Also gone was a local firefighter whose colleagues cried out: "He's our brother!" as they pulled his body from the twisted carcass of the plane.
Only 10 people on the plane survived on Wednesday night when it crashed into a village on Penghu island, 260km from Taipei.
At the scene, a mother wailed: "My dearest, will you not return?"
Another bit her tongue in a bloody protest when workers stopped her from looking through mangled remains to identify her child.
TransAsia Airways GE222 had 58 people on board, including four crew members, when it left the southern port city of Kaohsiung.
Originally set to take off at 4pm, the flight was delayed by Typhoon Matmo, which had slammed into Taiwan in the early morning.
At 5.43pm, GE222 was cleared to go, after the centre of the typhoon had moved on to China - though heavy rain continued.
Visibility as the plane neared Penghu was 1.6km, which met standards for landing, said the Civil Aeronautics Administration.
Deputy director-general Lee Wan-Lee said wind speeds were up to 21 nautical miles per hour, "fulfilling" take-off and landing standards.
It was thus up to the pilots to decide whether to fly or land, he said.
But the twin-engine turboprop apparently proved no match for the strong winds in Penghu that even slanted the lashing rain.
As it prepared to land at Magong Airport, it was forced to pull up because of poor visibility. On its second attempt at landing, it ploughed into the village of Xixi.

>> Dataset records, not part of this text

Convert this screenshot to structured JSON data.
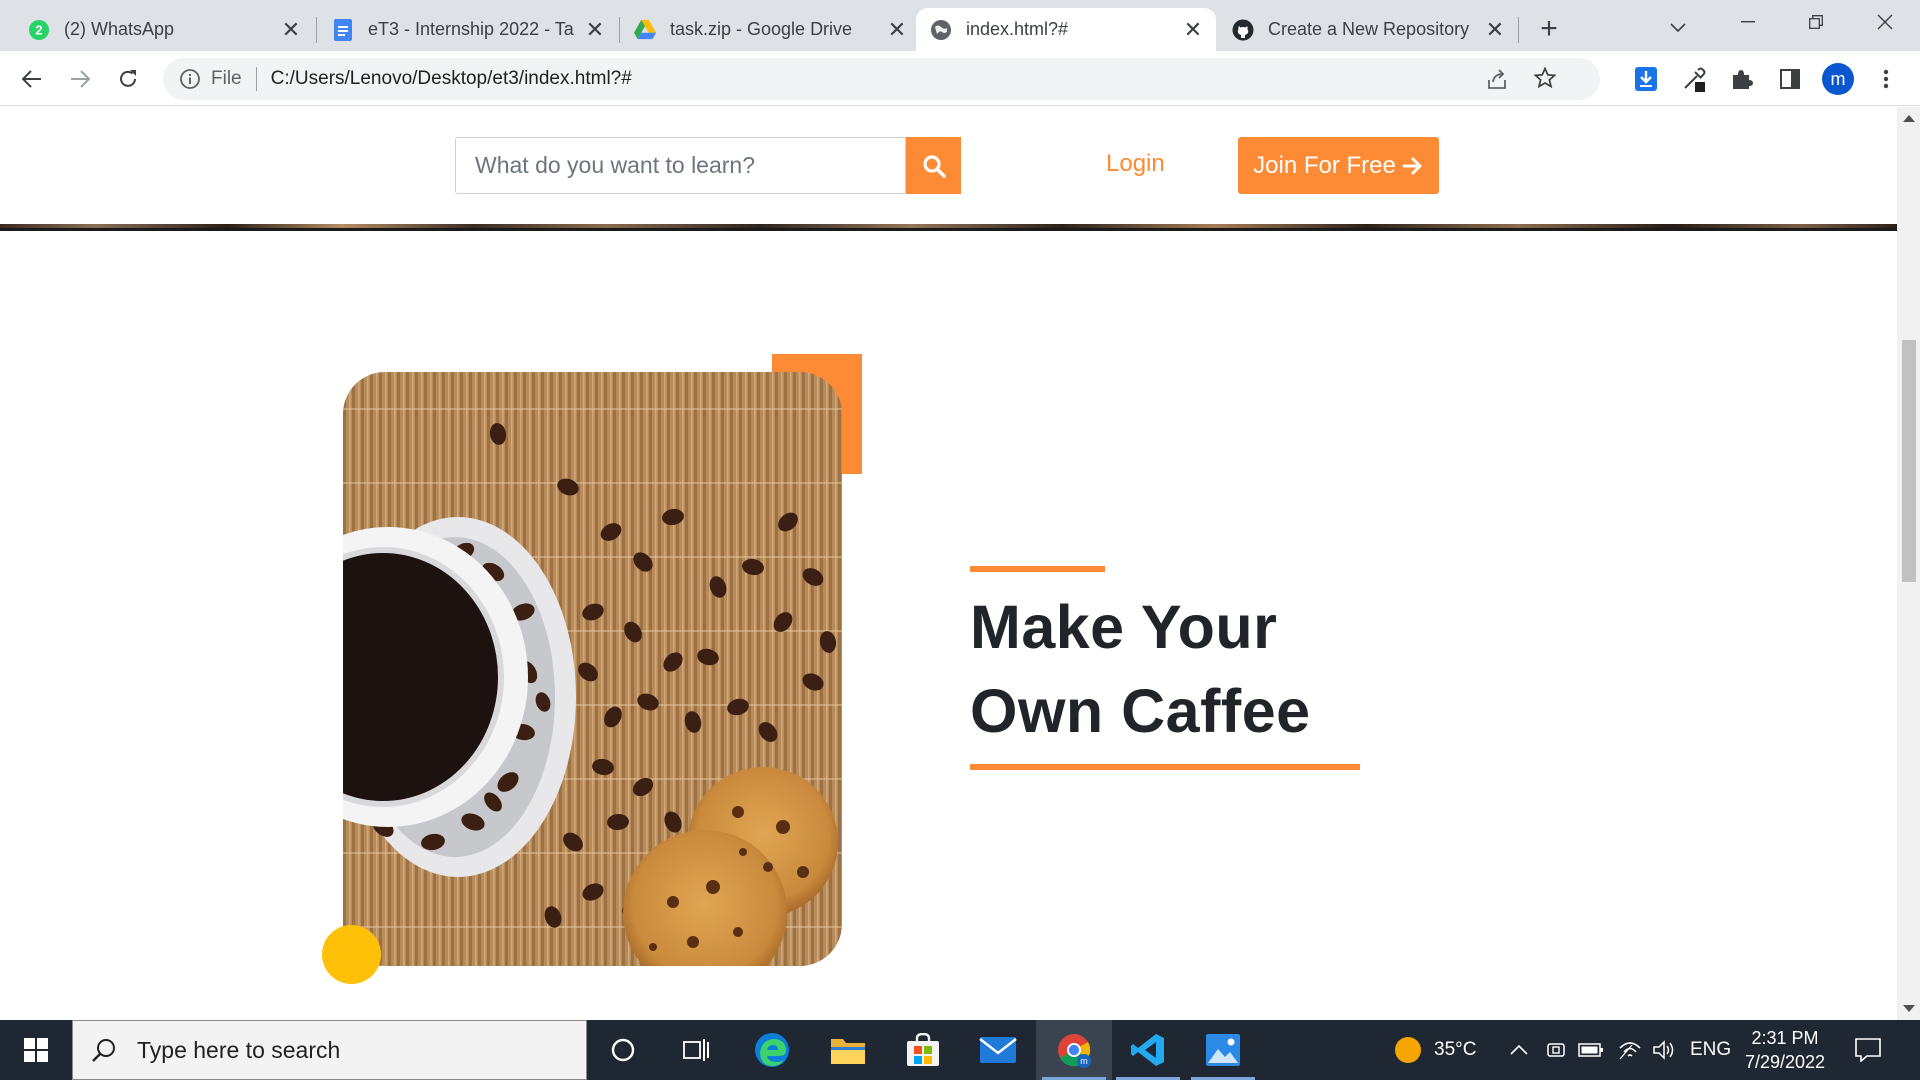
{
  "browser": {
    "tabs": [
      {
        "title": "(2) WhatsApp",
        "icon": "whatsapp-icon",
        "badge": "2"
      },
      {
        "title": "eT3 - Internship 2022 - Ta",
        "icon": "docs-icon"
      },
      {
        "title": "task.zip - Google Drive",
        "icon": "drive-icon"
      },
      {
        "title": "index.html?#",
        "icon": "globe-icon"
      },
      {
        "title": "Create a New Repository",
        "icon": "github-icon"
      }
    ],
    "scheme_label": "File",
    "url": "C:/Users/Lenovo/Desktop/et3/index.html?#",
    "profile_initial": "m"
  },
  "page": {
    "search_placeholder": "What do you want to learn?",
    "login_label": "Login",
    "join_label": "Join For Free",
    "headline_line1": "Make Your",
    "headline_line2": "Own Caffee"
  },
  "taskbar": {
    "search_placeholder": "Type here to search",
    "temperature": "35°C",
    "language": "ENG",
    "time": "2:31 PM",
    "date": "7/29/2022"
  },
  "colors": {
    "accent": "#fd8a35",
    "yellow": "#ffc107",
    "taskbar": "#1f2733"
  }
}
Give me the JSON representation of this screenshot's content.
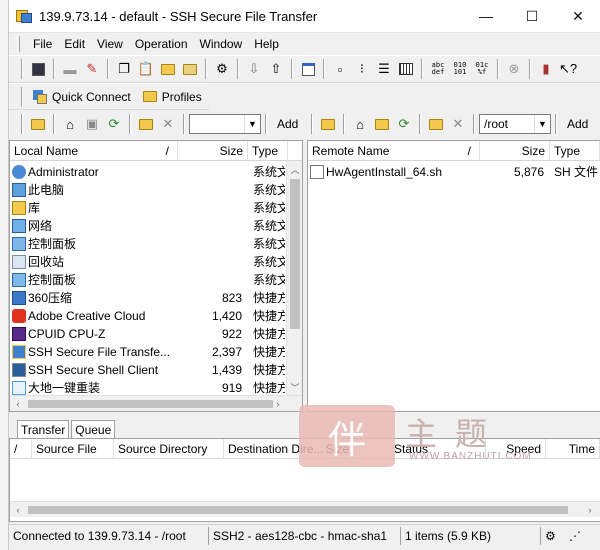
{
  "window": {
    "title": "139.9.73.14 - default - SSH Secure File Transfer",
    "minimize": "—",
    "maximize": "☐",
    "close": "✕"
  },
  "menu": [
    "File",
    "Edit",
    "View",
    "Operation",
    "Window",
    "Help"
  ],
  "quick": {
    "connect": "Quick Connect",
    "profiles": "Profiles"
  },
  "left": {
    "add": "Add",
    "path": "",
    "headers": {
      "name": "Local Name",
      "sort": "/",
      "size": "Size",
      "type": "Type"
    },
    "rows": [
      {
        "name": "Administrator",
        "size": "",
        "type": "系统文件夹",
        "icon": "user-icon"
      },
      {
        "name": "此电脑",
        "size": "",
        "type": "系统文件夹",
        "icon": "computer-icon"
      },
      {
        "name": "库",
        "size": "",
        "type": "系统文件夹",
        "icon": "library-icon"
      },
      {
        "name": "网络",
        "size": "",
        "type": "系统文件夹",
        "icon": "network-icon"
      },
      {
        "name": "控制面板",
        "size": "",
        "type": "系统文件夹",
        "icon": "control-panel-icon"
      },
      {
        "name": "回收站",
        "size": "",
        "type": "系统文件夹",
        "icon": "recycle-bin-icon"
      },
      {
        "name": "控制面板",
        "size": "",
        "type": "系统文件夹",
        "icon": "control-panel-icon"
      },
      {
        "name": "360压缩",
        "size": "823",
        "type": "快捷方式",
        "icon": "zip-icon"
      },
      {
        "name": "Adobe Creative Cloud",
        "size": "1,420",
        "type": "快捷方式",
        "icon": "adobe-icon"
      },
      {
        "name": "CPUID CPU-Z",
        "size": "922",
        "type": "快捷方式",
        "icon": "cpuz-icon"
      },
      {
        "name": "SSH Secure File Transfe...",
        "size": "2,397",
        "type": "快捷方式",
        "icon": "ssh-file-icon"
      },
      {
        "name": "SSH Secure Shell Client",
        "size": "1,439",
        "type": "快捷方式",
        "icon": "ssh-shell-icon"
      },
      {
        "name": "大地一键重装",
        "size": "919",
        "type": "快捷方式",
        "icon": "installer-icon"
      }
    ]
  },
  "right": {
    "add": "Add",
    "path": "/root",
    "headers": {
      "name": "Remote Name",
      "sort": "/",
      "size": "Size",
      "type": "Type"
    },
    "rows": [
      {
        "name": "HwAgentInstall_64.sh",
        "size": "5,876",
        "type": "SH 文件",
        "icon": "file-icon"
      }
    ]
  },
  "transfer": {
    "tabs": [
      "Transfer",
      "Queue"
    ],
    "headers": [
      "/",
      "Source File",
      "Source Directory",
      "Destination Dire...",
      "Size",
      "Status",
      "Speed",
      "Time"
    ]
  },
  "status": {
    "connection": "Connected to 139.9.73.14 - /root",
    "cipher": "SSH2 - aes128-cbc - hmac-sha1",
    "items": "1 items (5.9 KB)"
  },
  "watermark": {
    "seal": "伴",
    "chars": "主题",
    "url": "WWW.BANZHUTI.COM"
  }
}
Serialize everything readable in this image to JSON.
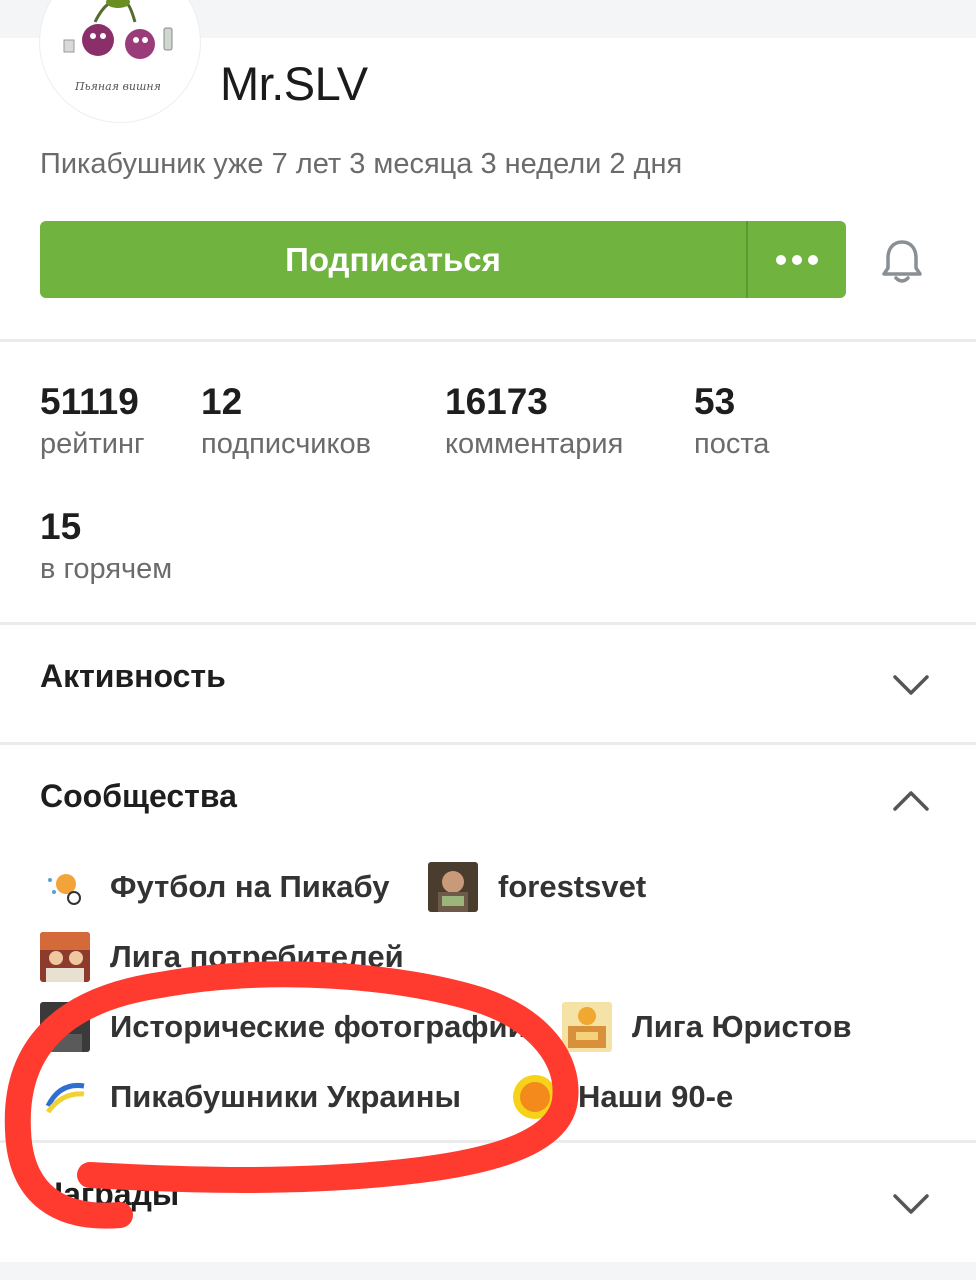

President Ma Ying-jeou yesterday said it was "a very sad day" in Taiwan's aviation history, and added that an investigative task force would be established.
The two black boxes - the flight data recorder and cockpit voice recorder - have been retrieved and are en route to Taipei.
But even before the contents can be analysed, some experts and netizens have lashed out at the regulators and the airline.
Meteorology expert Lee Fu-cheng lambasted the airline - Taiwan's third-largest after China Airlines and EVA Air - for being "extremely irresponsible".
In a note on Facebook, he said: "Aviation staff know that in a storm, there is the potential for instability - an updraft lifting the plane and a downdraft pressing it down so it cannot lift its nose - which is when a crash usually happens. In such bad weather, why take off?"
The International Air Transport Association told The Straits Times that the International Civil Aviation Organisation (ICAO) sets the standards for the minimum visibility for landing at each airport.
Wind speed parameters during take-off or landing depend on the aircraft type.
It is not clear if the conditions on Wednesday met these standards. Taiwan is not a member of the ICAO because of diplomatic sensitivities.
But its safety standards are often higher than those of the international body, said aviation expert Hwang Tay-Lin of Chang Jung Christian University.
Some online also called for self-reflection, noting that passengers raise a hue and cry when flights are delayed or cancelled.
Dr Hwang said that in recent times, such pressures had grown.
"In Taiwan, passengers always protest at the counter if there are delays or cancellations, and sometimes, they even put pressure on the airline through government councils. Airlines have their challenges in this regard."